Duvall fue una figura fundamental del cine estadounidense durante más de siete décadas, construyendo una carrera que lo posicionó como uno de los actores más versátiles y respetados de la industria. Hijo de un oficial de la Marina de los Estados Unidos, combinó su formación académica con dos años de servicio militar durante la Guerra de Corea, experiencias que más tarde enriquecerían su capacidad para dar vida a personajes complejos y multidimensionales.
Su carrera despegó en los años sesenta, cuando perfeccionó su oficio en el teatro de Nueva York. Su primera aparición significativa en pantalla fue en “To Kill a Mockingbird” (1962), donde interpretó a Boo Radley, un personaje esquivo pero fundamental que demostró desde temprano su capacidad para crear presencias inolvidables con recursos minimalistas.
Sin embargo, fue su papel como Tom Hagen, el abogado de la familia Corleone en “El Padrino” (1972) y su secuela, lo que lo catapultó a la fama mundial. Su interpretación del consigliere adoptado por Vito Corleone se convirtió en un referente del cine de gangsters, mostrando a un personaje tranquilo pero astuto, leal hasta las últimas consecuencias.

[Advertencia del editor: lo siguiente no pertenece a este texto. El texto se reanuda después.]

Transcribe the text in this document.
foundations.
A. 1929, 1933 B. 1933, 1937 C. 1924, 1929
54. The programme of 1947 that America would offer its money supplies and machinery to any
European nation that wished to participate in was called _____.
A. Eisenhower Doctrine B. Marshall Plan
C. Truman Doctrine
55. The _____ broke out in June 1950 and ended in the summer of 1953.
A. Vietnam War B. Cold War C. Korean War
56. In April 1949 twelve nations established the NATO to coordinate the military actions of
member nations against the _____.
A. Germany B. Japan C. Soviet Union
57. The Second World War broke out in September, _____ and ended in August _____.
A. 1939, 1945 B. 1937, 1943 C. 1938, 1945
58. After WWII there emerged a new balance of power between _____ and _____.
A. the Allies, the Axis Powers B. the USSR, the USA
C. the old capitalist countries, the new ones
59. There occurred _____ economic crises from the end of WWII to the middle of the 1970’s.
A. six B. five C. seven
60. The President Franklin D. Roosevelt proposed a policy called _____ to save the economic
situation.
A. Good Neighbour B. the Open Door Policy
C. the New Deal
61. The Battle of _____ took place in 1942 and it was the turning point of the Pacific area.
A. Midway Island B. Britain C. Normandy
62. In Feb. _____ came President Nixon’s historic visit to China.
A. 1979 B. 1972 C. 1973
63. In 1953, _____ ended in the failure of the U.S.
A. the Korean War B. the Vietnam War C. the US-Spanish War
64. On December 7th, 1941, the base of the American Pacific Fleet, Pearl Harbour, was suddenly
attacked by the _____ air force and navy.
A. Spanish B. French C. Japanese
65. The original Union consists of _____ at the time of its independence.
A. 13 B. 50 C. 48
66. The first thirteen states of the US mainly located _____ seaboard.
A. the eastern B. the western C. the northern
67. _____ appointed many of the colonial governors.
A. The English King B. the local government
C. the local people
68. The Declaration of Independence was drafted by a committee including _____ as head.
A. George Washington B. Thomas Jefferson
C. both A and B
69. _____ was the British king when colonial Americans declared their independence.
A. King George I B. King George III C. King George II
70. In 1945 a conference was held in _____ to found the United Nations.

La década de 1970 consolidó su estatus de leyenda con actuaciones memorables. Como el coronel Kilgore en “Apocalypse Now” (1979), Duvall creó una de las escenas más icónicas del cine bélico con la frase “Me encanta el olor a napalm por la mañana”, demostrando su capacidad para dar vida a personajes extremos con credibilidad y matices.
Su mayor reconocimiento individual llegó con “Tender Mercies” (1983), película que le valió el Oscar como Mejor Actor. En esta producción no solo actuó sino que compuso parte de la música de su personaje, evidenciando un compromiso artístico que iba más allá de la interpretación convencional. Anteriormente había brillado en “The Great Santini” (1980), donde su retrato de un padre militar inflexible recibió elogios unánimes de la crítica.
Duvall también destacó en televisión, particularmente con la miniserie “Lonesome Dove” (1989), que se convirtió en un clásico del western televisivo. Su versatilidad le permitió transitar entre géneros con naturalidad, desde el drama legal de “A Civil Action” (1998) hasta el thriller contemporáneo de “Widows” (2018).
Como director y guionista, dejó su huella con proyectos personales como “The Apostle” (1997) y “Assassination Tango” (2002), demostrando que su visión artística trascendía la actuación. A lo largo de su carrera acumuló múltiples premios, incluyendo Globos de Oro y Emmys, consolidándose como una figura respetada por críticos y colegas por igual.
Conocido por su compromiso con la autenticidad en sus roles y su presencia calmada pero intensa en pantalla, Duvall se mantuvo activo hasta sus últimos años, con apariciones en “12 Mighty Orphans” (2021). Su legado perdura como el de un artista que entregó todo por su oficio, dejando una marca indeleble en la historia del cine mundial.